Le latex lui va à ravir. Telle la peau de sa marionnette des Guignols qui a tant contribué à populariser ses gimmicks, Jacques Chirac est d’une totale plasticité intellectuelle et idéologique. Des décennies durant, la conquête du pouvoir l’a obsédé. Sans trop savoir comment l’exercer ensuite. « Bison égocentrique », comme on l’appelait chez les scouts, a traversé sans boussole la vie politique et son cortège de petits déserts. Avec pour viatique ce précepte de l’écrivain nippon et fils de samouraïs, Fukuzawa Yukichi : « Vivons le présent en nous tournant vers l’avenir. » Ce genre de maxime creuse a l’avantage de son simplisme : on peut l’interpréter en y mettant tout et son contraire. Idéal pour Chirac, parfait pour s’inscrire dans la durée.

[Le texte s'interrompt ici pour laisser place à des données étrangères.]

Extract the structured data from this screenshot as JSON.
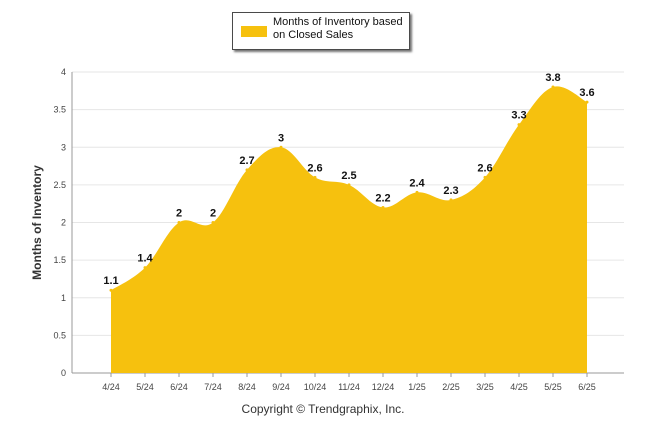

Habité par une sorte d’état de confusion permanente, Jacques Chirac a toujours eu une piètre opinion de lui-même. Souvent, je l’ai entendu interroger sa fille, Claude, ou un collaborateur avec cette phrase : « Et là, on ne va pas emmerder les gens ? » Un jour qu’on le questionnait sur ses convictions de droite ou de gauche, il avait eu cette réponse sérieuse : « Vous voulez le fond de ma pensée ? Vous voulez vraiment ? Eh bien franchement, je n’en sais rien. » De fait, toute sa vie publique est jalonnée de grands écarts idéologiques, de contradictions, de fulgurances et de bassesses.
Le voilà donc communiste à ses 18 ans, qui vend L’Humanité dans le quartier Saint-Sulpice à Paris, séduit par le pacificisme des « camarades » mais vite horrifié par le stalinisme.